3. Separate K/V LUT Design
K and V have significantly different numerical distributions (K is heavy-tailed; V is more uniform). Using a shared LUT drops V's SNR from 4x to 1.9x. We calibrate independent 8-point Lloyd-Max lookup tables for K (rotation space) and V (original space).
4. QJL 1-bit Residual Correction
We store the sign bit of the quantization residual (1-bit). At decode time, a first-order correction is applied using residual mean magnitude × sign, further reducing quantization error with negligible memory overhead (1-bit is almost free relative to 3-bit).

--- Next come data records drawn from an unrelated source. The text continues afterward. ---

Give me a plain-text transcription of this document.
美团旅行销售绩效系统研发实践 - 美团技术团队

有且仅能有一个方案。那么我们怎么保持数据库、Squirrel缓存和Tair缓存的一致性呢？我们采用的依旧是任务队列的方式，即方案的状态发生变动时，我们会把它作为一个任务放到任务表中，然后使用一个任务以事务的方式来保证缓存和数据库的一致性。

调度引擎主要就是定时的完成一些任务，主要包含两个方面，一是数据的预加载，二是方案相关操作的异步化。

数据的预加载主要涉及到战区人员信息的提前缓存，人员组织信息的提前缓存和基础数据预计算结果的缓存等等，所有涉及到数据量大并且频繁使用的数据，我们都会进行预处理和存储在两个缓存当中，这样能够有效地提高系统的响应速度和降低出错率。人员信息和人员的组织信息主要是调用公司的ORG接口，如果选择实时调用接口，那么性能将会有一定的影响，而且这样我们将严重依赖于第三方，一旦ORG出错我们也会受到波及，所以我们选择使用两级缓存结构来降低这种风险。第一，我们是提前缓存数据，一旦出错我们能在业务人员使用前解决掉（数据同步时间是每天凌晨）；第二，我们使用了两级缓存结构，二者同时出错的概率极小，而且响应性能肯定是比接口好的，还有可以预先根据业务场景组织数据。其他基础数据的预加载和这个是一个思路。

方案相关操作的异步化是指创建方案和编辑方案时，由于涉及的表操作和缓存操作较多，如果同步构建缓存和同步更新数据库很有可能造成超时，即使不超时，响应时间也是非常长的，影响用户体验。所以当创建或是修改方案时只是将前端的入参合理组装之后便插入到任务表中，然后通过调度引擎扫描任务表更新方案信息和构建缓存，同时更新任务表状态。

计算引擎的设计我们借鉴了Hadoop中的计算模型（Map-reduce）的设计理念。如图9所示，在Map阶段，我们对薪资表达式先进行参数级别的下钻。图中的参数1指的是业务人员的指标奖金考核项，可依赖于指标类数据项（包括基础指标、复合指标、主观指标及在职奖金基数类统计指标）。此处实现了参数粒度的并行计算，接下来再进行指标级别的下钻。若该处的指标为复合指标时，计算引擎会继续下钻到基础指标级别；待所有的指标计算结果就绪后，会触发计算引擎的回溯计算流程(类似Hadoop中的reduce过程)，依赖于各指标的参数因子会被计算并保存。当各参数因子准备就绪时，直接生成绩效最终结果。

5. Mac MPS / CPU Full Compatibility
All quantization, packing, and unpacking operations are implemented in pure PyTorch for environments without CUDA/Triton, ensuring full functional correctness. The Triton kernel acceleration path is enabled automatically when CUDA is available.
6. Triton Fused Decode Attention Kernel
On CUDA, we implement a complete fused decode attention kernel that merges "3-bit unpack → QJL residual correction → Flash Attention-style online softmax → V weighted sum" into a single Triton kernel, eliminating intermediate tensor allocations. Validated layer-by-layer across all 33 layers; output error vs. the PyTorch two-step path is < 1e-6.
7. Vectorized Quantization
Rewrote _pack_3bit, _unpack_3bit, and _pack_1bit from Python for-loops to PyTorch vectorized operations (torch.arange + broadcast bitshift). Merged quantization (argmin) and residual sign computation into a single forward pass, eliminating redundant distance computations. Prefill quantization overhead reduced from ~63ms to ~21ms (33 layers, 143-token sequence).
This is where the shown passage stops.